Thanks all. It's going pretty well so far. I won't lie and say it's been all perfection all the time. There are still triggers, which I think is normal. I have moments where I feel like I'm holding my breath, almost waiting for the other shoe to drop, but that is getting a little better all the time. H has now been back home almost as long as we were separated. I've discovered things about that time, some good and some bad, but we are working to put it behind us and build a better marriage from the ashes of all that. I hope it lasts but only time will tell that story. I pray we don't blow the chance to be happier together. I'm also being vigilant so I don't lose myself again, keeping a healthy focus on my own needs.  

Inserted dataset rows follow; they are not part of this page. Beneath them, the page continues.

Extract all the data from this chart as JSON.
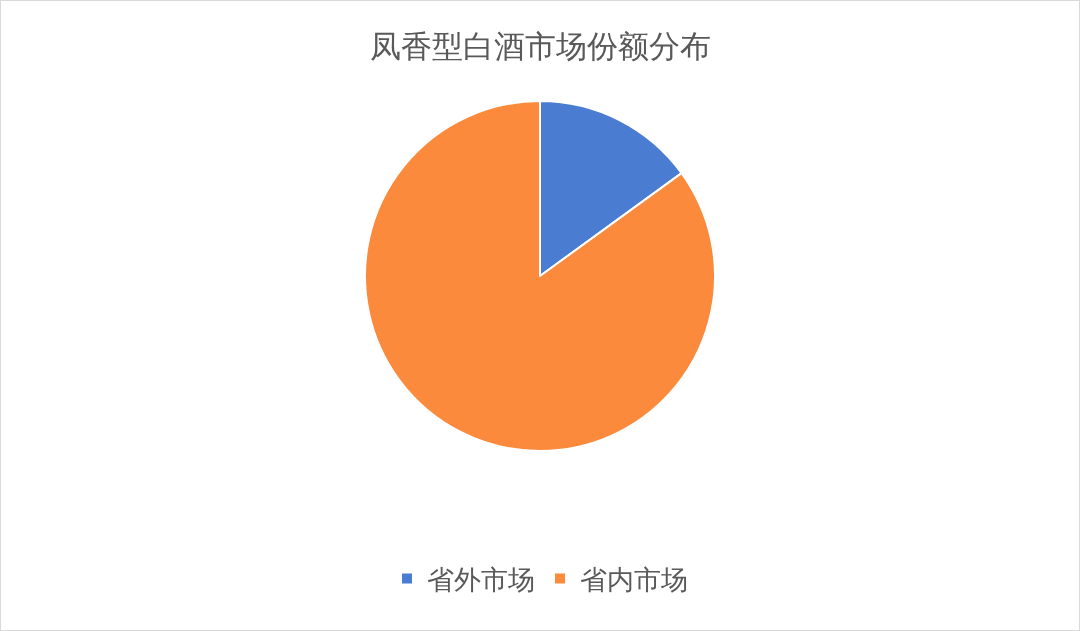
{
  "chart_data": {
    "type": "pie",
    "title": "凤香型白酒市场份额分布",
    "categories": [
      "省外市场",
      "省内市场"
    ],
    "values": [
      15,
      85
    ],
    "colors": [
      "#4a7dd1",
      "#fb8a3c"
    ],
    "legend": "bottom"
  }
}
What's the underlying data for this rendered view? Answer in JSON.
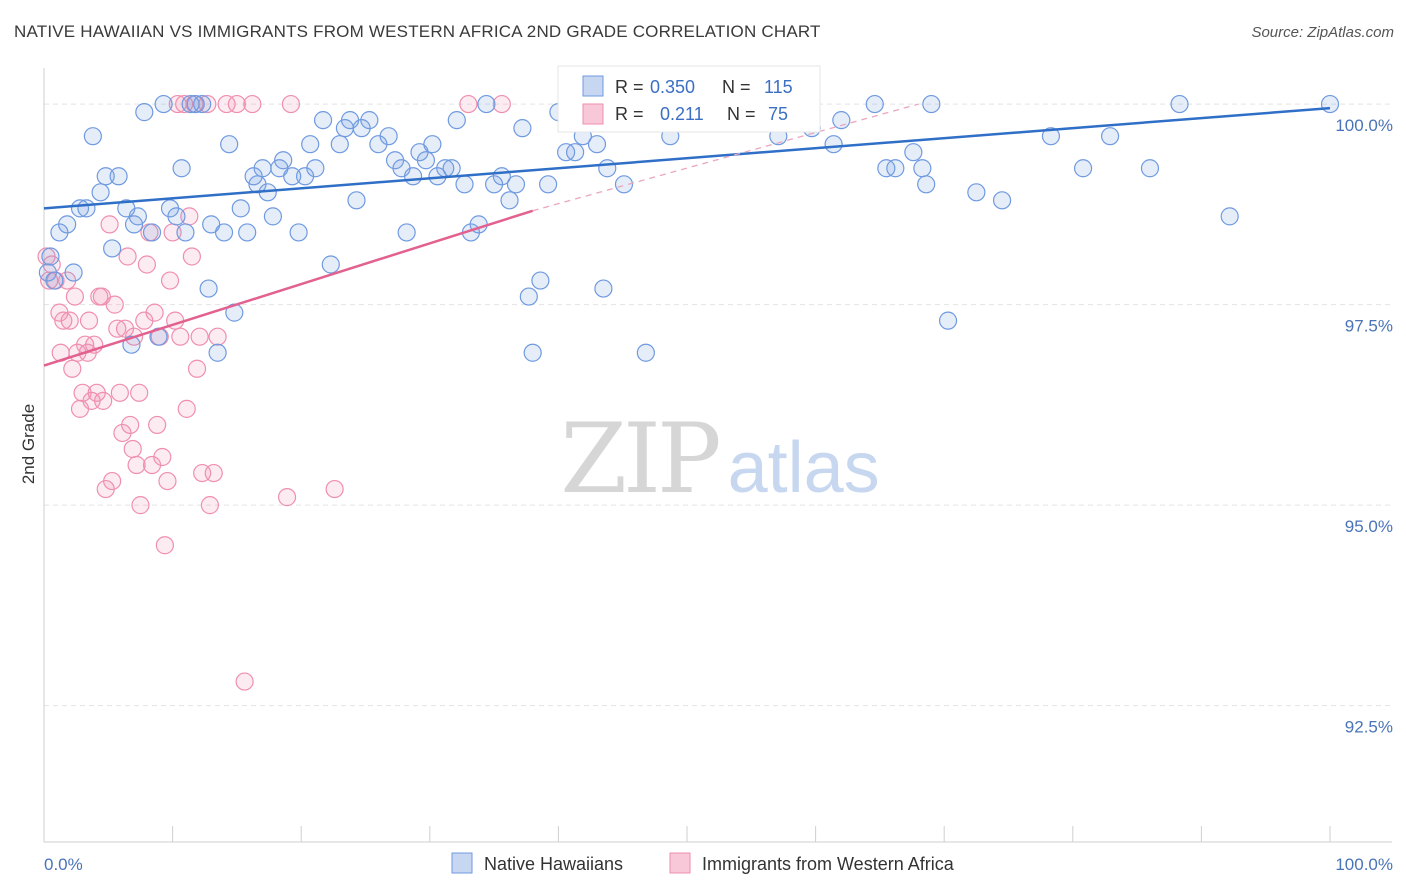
{
  "header": {
    "title": "NATIVE HAWAIIAN VS IMMIGRANTS FROM WESTERN AFRICA 2ND GRADE CORRELATION CHART",
    "source": "Source: ZipAtlas.com"
  },
  "watermark": {
    "part1": "ZIP",
    "part2": "atlas"
  },
  "colors": {
    "blue": "#6f9ae0",
    "blue_line": "#2f6fc7",
    "pink": "#ef8fb0",
    "pink_line": "#e2618f",
    "axis_text": "#4a74b8",
    "grid": "#e3e3e3"
  },
  "legend_top": {
    "rows": [
      {
        "series": "blue",
        "r_label": "R =",
        "r_value": "0.350",
        "n_label": "N =",
        "n_value": "115"
      },
      {
        "series": "pink",
        "r_label": "R =",
        "r_value": "0.211",
        "n_label": "N =",
        "n_value": "75"
      }
    ]
  },
  "legend_bottom": {
    "items": [
      {
        "series": "blue",
        "label": "Native Hawaiians"
      },
      {
        "series": "pink",
        "label": "Immigrants from Western Africa"
      }
    ]
  },
  "chart_data": {
    "type": "scatter",
    "title": "NATIVE HAWAIIAN VS IMMIGRANTS FROM WESTERN AFRICA 2ND GRADE CORRELATION CHART",
    "xlabel": "",
    "ylabel": "2nd Grade",
    "xlim": [
      0,
      100
    ],
    "ylim": [
      90.8,
      100.4
    ],
    "x_tick_labels": [
      "0.0%",
      "100.0%"
    ],
    "y_ticks": [
      {
        "value": 92.5,
        "label": "92.5%"
      },
      {
        "value": 95.0,
        "label": "95.0%"
      },
      {
        "value": 97.5,
        "label": "97.5%"
      },
      {
        "value": 100.0,
        "label": "100.0%"
      }
    ],
    "grid": true,
    "legend_placement": "top-center",
    "series": [
      {
        "name": "Native Hawaiians",
        "color": "#6f9ae0",
        "R": 0.35,
        "N": 115,
        "trend": {
          "x": [
            0,
            100
          ],
          "y": [
            98.7,
            99.95
          ],
          "style": "solid"
        },
        "points": [
          [
            0.3,
            97.9
          ],
          [
            0.5,
            98.1
          ],
          [
            0.8,
            97.8
          ],
          [
            1.2,
            98.4
          ],
          [
            1.8,
            98.5
          ],
          [
            2.3,
            97.9
          ],
          [
            2.8,
            98.7
          ],
          [
            3.3,
            98.7
          ],
          [
            3.8,
            99.6
          ],
          [
            4.4,
            98.9
          ],
          [
            4.8,
            99.1
          ],
          [
            5.3,
            98.2
          ],
          [
            5.8,
            99.1
          ],
          [
            6.4,
            98.7
          ],
          [
            6.8,
            97.0
          ],
          [
            7.0,
            98.5
          ],
          [
            7.3,
            98.6
          ],
          [
            7.8,
            99.9
          ],
          [
            8.4,
            98.4
          ],
          [
            8.9,
            97.1
          ],
          [
            9.3,
            100.0
          ],
          [
            9.8,
            98.7
          ],
          [
            10.3,
            98.6
          ],
          [
            10.7,
            99.2
          ],
          [
            11.0,
            98.4
          ],
          [
            11.4,
            100.0
          ],
          [
            11.8,
            100.0
          ],
          [
            12.3,
            100.0
          ],
          [
            12.8,
            97.7
          ],
          [
            13.0,
            98.5
          ],
          [
            13.5,
            96.9
          ],
          [
            14.0,
            98.4
          ],
          [
            14.4,
            99.5
          ],
          [
            14.8,
            97.4
          ],
          [
            15.3,
            98.7
          ],
          [
            15.8,
            98.4
          ],
          [
            16.3,
            99.1
          ],
          [
            16.6,
            99.0
          ],
          [
            17.0,
            99.2
          ],
          [
            17.4,
            98.9
          ],
          [
            17.8,
            98.6
          ],
          [
            18.3,
            99.2
          ],
          [
            18.6,
            99.3
          ],
          [
            19.3,
            99.1
          ],
          [
            19.8,
            98.4
          ],
          [
            20.3,
            99.1
          ],
          [
            20.7,
            99.5
          ],
          [
            21.1,
            99.2
          ],
          [
            21.7,
            99.8
          ],
          [
            22.3,
            98.0
          ],
          [
            23.0,
            99.5
          ],
          [
            23.4,
            99.7
          ],
          [
            23.8,
            99.8
          ],
          [
            24.3,
            98.8
          ],
          [
            24.7,
            99.7
          ],
          [
            25.3,
            99.8
          ],
          [
            26.0,
            99.5
          ],
          [
            26.8,
            99.6
          ],
          [
            27.3,
            99.3
          ],
          [
            27.8,
            99.2
          ],
          [
            28.2,
            98.4
          ],
          [
            28.7,
            99.1
          ],
          [
            29.2,
            99.4
          ],
          [
            29.7,
            99.3
          ],
          [
            30.2,
            99.5
          ],
          [
            30.6,
            99.1
          ],
          [
            31.2,
            99.2
          ],
          [
            31.7,
            99.2
          ],
          [
            32.1,
            99.8
          ],
          [
            32.7,
            99.0
          ],
          [
            33.2,
            98.4
          ],
          [
            33.8,
            98.5
          ],
          [
            34.4,
            100.0
          ],
          [
            35.0,
            99.0
          ],
          [
            35.6,
            99.1
          ],
          [
            36.2,
            98.8
          ],
          [
            36.7,
            99.0
          ],
          [
            37.2,
            99.7
          ],
          [
            37.7,
            97.6
          ],
          [
            38.0,
            96.9
          ],
          [
            38.6,
            97.8
          ],
          [
            39.2,
            99.0
          ],
          [
            40.0,
            99.9
          ],
          [
            40.6,
            99.4
          ],
          [
            41.3,
            99.4
          ],
          [
            41.9,
            99.6
          ],
          [
            42.5,
            100.0
          ],
          [
            43.0,
            99.5
          ],
          [
            43.5,
            97.7
          ],
          [
            43.8,
            99.2
          ],
          [
            44.2,
            100.0
          ],
          [
            45.1,
            99.0
          ],
          [
            46.8,
            96.9
          ],
          [
            47.6,
            99.8
          ],
          [
            48.7,
            99.6
          ],
          [
            54.2,
            100.0
          ],
          [
            57.1,
            99.6
          ],
          [
            59.7,
            99.7
          ],
          [
            61.4,
            99.5
          ],
          [
            62.0,
            99.8
          ],
          [
            64.6,
            100.0
          ],
          [
            65.5,
            99.2
          ],
          [
            66.2,
            99.2
          ],
          [
            67.6,
            99.4
          ],
          [
            68.3,
            99.2
          ],
          [
            68.6,
            99.0
          ],
          [
            69.0,
            100.0
          ],
          [
            70.3,
            97.3
          ],
          [
            72.5,
            98.9
          ],
          [
            74.5,
            98.8
          ],
          [
            78.3,
            99.6
          ],
          [
            80.8,
            99.2
          ],
          [
            82.9,
            99.6
          ],
          [
            86.0,
            99.2
          ],
          [
            88.3,
            100.0
          ],
          [
            92.2,
            98.6
          ],
          [
            100.0,
            100.0
          ]
        ]
      },
      {
        "name": "Immigrants from Western Africa",
        "color": "#ef8fb0",
        "R": 0.211,
        "N": 75,
        "trend": {
          "x": [
            0,
            38.0
          ],
          "y": [
            96.74,
            98.67
          ],
          "style": "solid",
          "extension": {
            "x": [
              38.0,
              68.0
            ],
            "y": [
              98.67,
              100.0
            ],
            "style": "dashed"
          }
        },
        "points": [
          [
            0.2,
            98.1
          ],
          [
            0.4,
            97.8
          ],
          [
            0.6,
            98.0
          ],
          [
            0.9,
            97.8
          ],
          [
            1.2,
            97.4
          ],
          [
            1.3,
            96.9
          ],
          [
            1.5,
            97.3
          ],
          [
            1.8,
            97.8
          ],
          [
            2.0,
            97.3
          ],
          [
            2.2,
            96.7
          ],
          [
            2.4,
            97.6
          ],
          [
            2.6,
            96.9
          ],
          [
            2.8,
            96.2
          ],
          [
            3.0,
            96.4
          ],
          [
            3.2,
            97.0
          ],
          [
            3.4,
            96.9
          ],
          [
            3.5,
            97.3
          ],
          [
            3.7,
            96.3
          ],
          [
            3.9,
            97.0
          ],
          [
            4.1,
            96.4
          ],
          [
            4.3,
            97.6
          ],
          [
            4.5,
            97.6
          ],
          [
            4.6,
            96.3
          ],
          [
            4.8,
            95.2
          ],
          [
            5.1,
            98.5
          ],
          [
            5.3,
            95.3
          ],
          [
            5.5,
            97.5
          ],
          [
            5.7,
            97.2
          ],
          [
            5.9,
            96.4
          ],
          [
            6.1,
            95.9
          ],
          [
            6.3,
            97.2
          ],
          [
            6.5,
            98.1
          ],
          [
            6.7,
            96.0
          ],
          [
            6.9,
            95.7
          ],
          [
            7.0,
            97.1
          ],
          [
            7.2,
            95.5
          ],
          [
            7.4,
            96.4
          ],
          [
            7.5,
            95.0
          ],
          [
            7.8,
            97.3
          ],
          [
            8.0,
            98.0
          ],
          [
            8.2,
            98.4
          ],
          [
            8.4,
            95.5
          ],
          [
            8.6,
            97.4
          ],
          [
            8.8,
            96.0
          ],
          [
            9.0,
            97.1
          ],
          [
            9.2,
            95.6
          ],
          [
            9.4,
            94.5
          ],
          [
            9.6,
            95.3
          ],
          [
            9.8,
            97.8
          ],
          [
            10.0,
            98.4
          ],
          [
            10.2,
            97.3
          ],
          [
            10.4,
            100.0
          ],
          [
            10.6,
            97.1
          ],
          [
            10.9,
            100.0
          ],
          [
            11.1,
            96.2
          ],
          [
            11.3,
            98.6
          ],
          [
            11.5,
            98.1
          ],
          [
            11.7,
            100.0
          ],
          [
            11.9,
            96.7
          ],
          [
            12.1,
            97.1
          ],
          [
            12.3,
            95.4
          ],
          [
            12.7,
            100.0
          ],
          [
            12.9,
            95.0
          ],
          [
            13.2,
            95.4
          ],
          [
            13.5,
            97.1
          ],
          [
            14.2,
            100.0
          ],
          [
            15.0,
            100.0
          ],
          [
            15.6,
            92.8
          ],
          [
            16.2,
            100.0
          ],
          [
            18.9,
            95.1
          ],
          [
            19.2,
            100.0
          ],
          [
            22.6,
            95.2
          ],
          [
            33.0,
            100.0
          ],
          [
            35.6,
            100.0
          ],
          [
            45.4,
            100.0
          ]
        ]
      }
    ]
  }
}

I hope you're all doing okay today and wish the very best outcome for each of you. It's a tough road, for sure!


----------



## separated2000

StillRemains said:


> Some of you might not remember my story, but I wanted to post here to say that my H is now back home. :smthumbup:
> 
> We started talking a few weeks ago about R but I didn't post anything so as not to jinx things.  Initially, I confronted him about what I thought might be evidence of OW but it turned out I had jumped to conclusions and it wasn't (I've talked to many people and all have confirmed there was no OW so far as anyone could tell). What did come out as a result of that chat was that he wasn't happy and wanted to come back home, but at the time, we both agreed it would be best to move slowly and make SURE this is what we both wanted to do since we have kids.
> 
> We had some good talks and then started to go on dates, and things went pretty well with that (definitely going to keep up the dates!) Then he moved back home and I am very glad to have him back. I've learned a lot here at TAM and have grown in myself as a result, and I'm happy now that I get a chance to try again with my H. Everything I learned here will only help make our marriage stronger, as I have also become stronger and learned more about meeting each other's needs, etc. I will never forget the pain I went through and will never take my marriage for granted in the future. We still have work to do, obviously, but at least he's back at home now and it will be much easier to work on things while in the same house.
> 
> Wish us good luck!!


I believe I remember you. Did you separate in 2010/2011? Also for how long did it take for him to miss home? I'm currently separated.
_Posted via Mobile Device_


----------



## separated2000

_Posted via Mobile Device_


----------



## separated2000

36Separated said:


> great news


I've read your posts as well. How are things for you?
_Posted via Mobile Device_


----------